The early audio recordings include most of the lectures and notes, belonging to Stephen Hawking, Roger Penrose, and other important figures working in the UK in the late 1960s and early 1970s – the very era when they were revolutionizing understanding of gravity, and developing modern ideas about black holes.

These recordings contain an extraordinarily complete record of research conferences held throughout the Western world, as well as thousands of seminars.

We are making archival-quality scans of some 55 notebooks and journals belonging to Roger Penrose. His journals chronicle 60 years of his intellectual development going back to his days as a student. They not only contain the development of almost all of his ideas in mathematical and physics, but also display many of his artistic ideas in the form of sketches and drawings. Penrose’s contributions to science over this period famously contributed to our modern understanding of black holes, the Big Bang, quasars, the cosmic microwave background radiation and other astounding phenomena.
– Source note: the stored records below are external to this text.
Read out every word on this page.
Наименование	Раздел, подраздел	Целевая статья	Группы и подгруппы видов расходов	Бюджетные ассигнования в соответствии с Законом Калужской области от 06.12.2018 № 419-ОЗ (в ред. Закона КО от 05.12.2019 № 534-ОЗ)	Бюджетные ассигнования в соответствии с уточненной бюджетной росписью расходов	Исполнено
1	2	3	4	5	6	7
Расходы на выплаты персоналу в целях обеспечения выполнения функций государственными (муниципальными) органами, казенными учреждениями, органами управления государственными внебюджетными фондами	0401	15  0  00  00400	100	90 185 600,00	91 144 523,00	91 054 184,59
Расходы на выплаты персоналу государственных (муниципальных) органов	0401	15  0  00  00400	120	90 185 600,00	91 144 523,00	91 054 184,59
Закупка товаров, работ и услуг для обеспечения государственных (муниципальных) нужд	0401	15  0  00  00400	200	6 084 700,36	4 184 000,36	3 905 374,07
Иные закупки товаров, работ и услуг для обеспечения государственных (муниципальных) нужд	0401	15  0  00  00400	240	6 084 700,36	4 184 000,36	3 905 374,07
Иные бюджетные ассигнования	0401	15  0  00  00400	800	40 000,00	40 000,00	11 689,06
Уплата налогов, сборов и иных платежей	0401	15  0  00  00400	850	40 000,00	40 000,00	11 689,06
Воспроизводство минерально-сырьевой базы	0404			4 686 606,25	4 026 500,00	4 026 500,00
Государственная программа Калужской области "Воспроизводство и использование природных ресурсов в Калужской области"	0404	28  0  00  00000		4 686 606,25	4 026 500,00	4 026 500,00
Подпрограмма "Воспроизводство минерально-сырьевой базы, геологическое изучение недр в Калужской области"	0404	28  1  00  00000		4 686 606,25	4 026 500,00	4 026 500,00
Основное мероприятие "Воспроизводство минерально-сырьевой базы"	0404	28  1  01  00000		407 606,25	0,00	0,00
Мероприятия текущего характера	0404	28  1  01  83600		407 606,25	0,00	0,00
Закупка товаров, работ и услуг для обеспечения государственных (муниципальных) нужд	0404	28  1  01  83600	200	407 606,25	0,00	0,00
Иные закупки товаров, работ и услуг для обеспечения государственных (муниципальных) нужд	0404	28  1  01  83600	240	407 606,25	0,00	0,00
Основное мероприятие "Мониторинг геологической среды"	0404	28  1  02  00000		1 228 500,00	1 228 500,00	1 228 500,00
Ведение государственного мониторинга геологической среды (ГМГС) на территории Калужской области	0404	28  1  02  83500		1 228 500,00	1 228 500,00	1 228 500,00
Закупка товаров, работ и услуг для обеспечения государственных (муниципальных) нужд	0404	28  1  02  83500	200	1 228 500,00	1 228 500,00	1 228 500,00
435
Video recordings of more than 50 interviews carried out over a 12-yr period by Philip Stamp and Bill Unruh with a large number of scientists as well as philosophers and historians of science. These range from 2 to10 hours in length, and typically take the form of extended discussions between the participants.

The Penrose papers will be accompanied by extensive video of discussions with Roger Penrose, focusing on specific topics in the notebooks, as well as general themes in his career. Twenty hours of such discussions have now been recorded, involving Penrose speaking with physicists, historians and philosophers familiar with his work.
We’re following a similar model with many of the other figures in the field, with recordings already underway.

Over the next four years, we will digitize, catalogue and publish the Wright archive. This archive includes the most important scientific meetings in this field from the past 50 years, as well as many significant seminars, lectures, and accompanying notes going back the beginning of the 1970s.